The problem of one and two-teacher schools in various places around the country has been discussed at length by the Minister and myself on more than one occasion. It has also led to much consideration in small communities around the country. I want to say immediately that in putting this matter down on the Adjournment I am aware of the Minister's views and the Department's views and I am certainly aware of the views of teachers and communities.
There is a consensus on the need to give some from of support to the smaller schools. I want to put it clearly on the record that small schools — I am talking about the one and two-teacher schools particularly — are dotted throughout the country and are interwoven into the fabric of rural society in Ireland. They are the focal point of hundreds of Irish villages. Without a doubt the national school has been a constant factor in rural Ireland for a century and a half. These schools have been symbols of learning, of continuity, progress and stability and they are an enduring monument to a continuing development in education at primary level since 1831.
I am addrssing tonight the difficulty which arises from the threat to close down such schools. There is a view, to which the Minister will readily subscribe, that one and two-teacher schools are excellent in their own way. Every school is different. I want to put it clearly on the record that because a school is small it does not mean it cannot provide the same level of service as a large school. There is the question of maximising resources at different levels in different places and that has to be looked at.
The one-teacher school creates a particular difficulty to which I will come back and which the Minister has referred to on a number of occasions, namely, of one teacher dealing with all areas of the curriculum.
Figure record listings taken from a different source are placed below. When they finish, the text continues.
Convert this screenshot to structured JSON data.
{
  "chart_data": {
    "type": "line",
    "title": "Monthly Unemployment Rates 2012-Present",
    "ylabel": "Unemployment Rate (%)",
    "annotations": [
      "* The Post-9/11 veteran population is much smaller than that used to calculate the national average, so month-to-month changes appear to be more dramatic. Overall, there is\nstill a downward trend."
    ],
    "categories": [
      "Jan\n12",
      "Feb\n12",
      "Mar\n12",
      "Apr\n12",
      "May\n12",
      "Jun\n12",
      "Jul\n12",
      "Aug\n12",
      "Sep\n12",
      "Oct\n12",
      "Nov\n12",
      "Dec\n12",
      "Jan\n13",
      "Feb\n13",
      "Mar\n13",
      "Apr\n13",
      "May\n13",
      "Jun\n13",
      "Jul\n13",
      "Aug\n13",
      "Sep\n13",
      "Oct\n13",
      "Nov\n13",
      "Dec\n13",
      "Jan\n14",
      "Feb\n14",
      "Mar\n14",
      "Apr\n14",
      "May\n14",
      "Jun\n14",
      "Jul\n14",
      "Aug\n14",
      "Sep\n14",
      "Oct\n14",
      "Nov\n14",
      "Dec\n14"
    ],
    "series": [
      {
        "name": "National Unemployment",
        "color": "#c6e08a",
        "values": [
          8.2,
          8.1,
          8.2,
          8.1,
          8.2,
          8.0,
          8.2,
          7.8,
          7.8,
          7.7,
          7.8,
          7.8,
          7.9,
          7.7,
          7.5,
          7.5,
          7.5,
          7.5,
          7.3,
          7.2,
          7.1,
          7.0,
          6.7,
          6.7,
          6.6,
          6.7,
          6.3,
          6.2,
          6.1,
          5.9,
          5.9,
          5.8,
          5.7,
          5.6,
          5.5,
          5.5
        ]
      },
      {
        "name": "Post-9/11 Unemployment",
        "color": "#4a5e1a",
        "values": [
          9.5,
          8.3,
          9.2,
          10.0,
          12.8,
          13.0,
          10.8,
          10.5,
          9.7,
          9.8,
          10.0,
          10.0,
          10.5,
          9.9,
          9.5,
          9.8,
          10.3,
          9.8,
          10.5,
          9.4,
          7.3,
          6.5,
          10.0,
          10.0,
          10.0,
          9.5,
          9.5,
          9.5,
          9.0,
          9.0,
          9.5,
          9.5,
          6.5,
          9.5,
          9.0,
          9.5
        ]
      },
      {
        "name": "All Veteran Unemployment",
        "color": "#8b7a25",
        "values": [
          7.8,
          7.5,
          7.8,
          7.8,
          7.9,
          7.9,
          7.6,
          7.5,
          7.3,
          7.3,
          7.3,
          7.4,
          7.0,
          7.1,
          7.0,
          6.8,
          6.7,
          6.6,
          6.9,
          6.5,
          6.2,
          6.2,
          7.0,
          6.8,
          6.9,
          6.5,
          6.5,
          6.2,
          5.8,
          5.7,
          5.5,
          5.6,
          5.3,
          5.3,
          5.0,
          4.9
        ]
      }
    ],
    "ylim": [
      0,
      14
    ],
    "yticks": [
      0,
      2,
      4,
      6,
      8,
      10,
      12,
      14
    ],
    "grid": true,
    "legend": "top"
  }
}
The point to which I am directing attention tonight is when a two-teacher school loses a teacher and becomes a one-teacher school.
When a school goes from a two-teacher to a one-teacher school the community begins to think of the death a the school, or thinks the school is on its last legs. People begin to move out and transfer their children to other schools. Consequently, one-teacher schools are closed down. That is a pattern we have seen in many places. I was talking to people in two-teacher schools who thought they were going to lose a teacher next year and they said to me that in that event there are already four families who indicated they were going to move their children to another area. A one-teacher school can provide an excellent service. It is where there are 26, 27 or 28 pupils that the difficulty arises in trying to cope with all the different problems that arise.
The closure of a local school, in terms of other social aspects is a devastating blow to any area and it has adverse effects on the community generally. It is the beginning of the pattern of emigration, it is the beginning of the breakdown of the rural fabric, the beginning of the breakdown of the rural infrastructure. As Tussing said, the one constant factor in every village is the national school. There are more national schools than there are churches. GAA pitches or Fianna Fáil cumainn. The national school system is a widespread organisation and I am proud the members of my union are to be found throughout the country and are so closely involved with the community. It is also important to put on record that the distribution of population in Ireland is different from that of any other European country. Only in Ireland do you get a couple of houses here and there, up hill and down dale. In other countries towns tend to be built around a certain area. The cost of rural electrification in Ireland was very expensive because of the distribution of population.
The distribution of the primary education service in Ireland is very extensive because of the large number of schools. When you realise that there are 3,500 primary schools in the country as opposed to fewer than a 1,000 post-primary schools, it gives us some idea of how widespread is the primary education system. Because they are part of each community one-teacher schools need to be supported in the sense that they need to be given every opportunity to have a second teacher.
We have to accept that one-teacher schools are disadvantaged in many ways, not that there is any conspiracy to retain their disadvantage. Educationally they are under extraodinary pressure to deliver in the large one-teacher school. When I say large I am talking about schools with more than 20 pupils. They are the schools I am concentrating one tonight. The Minister indicated on a number of occasions that one-teacher schools are, in effect, disadvantaged, perhaps not in an economic sense but disadvantaged in their own way. They need a comprehensive support programme of positive discrimination. What do they want? They want more teachers, more caretaking services, more access to remedial and special education. Those are the issues on which they need support.
I am homing in tonight on the staffing area. As an immediate step I call on the Minister to reduce the retention figure from 28 to 25 pupils. That means, in effect, that the two-teacher school, which has numbers down to 25, will retain those two teachers, and at the stage when it becomes a one-teacher school if the numbers continue to fall at least it should be below the 25 figure. It should be 24 or fewer and at least there will be some possibility of teachers coping with those levels of enrolment.
It must be accepted that the task of teaching eight different curricular class programmes to 28 pupils is an impossibility, physically, intellectually and every other way for one teacher. It just cannot be done. Therefore, I ask the Minister to intervene at this point and help out. I should have said at the beginning that my professional colleague, Senator Mullooly asked for some time to speak on this matter. I ask that he be allowed five minutes at the end and perhaps the Chair would indicate to me when I have five minutes left?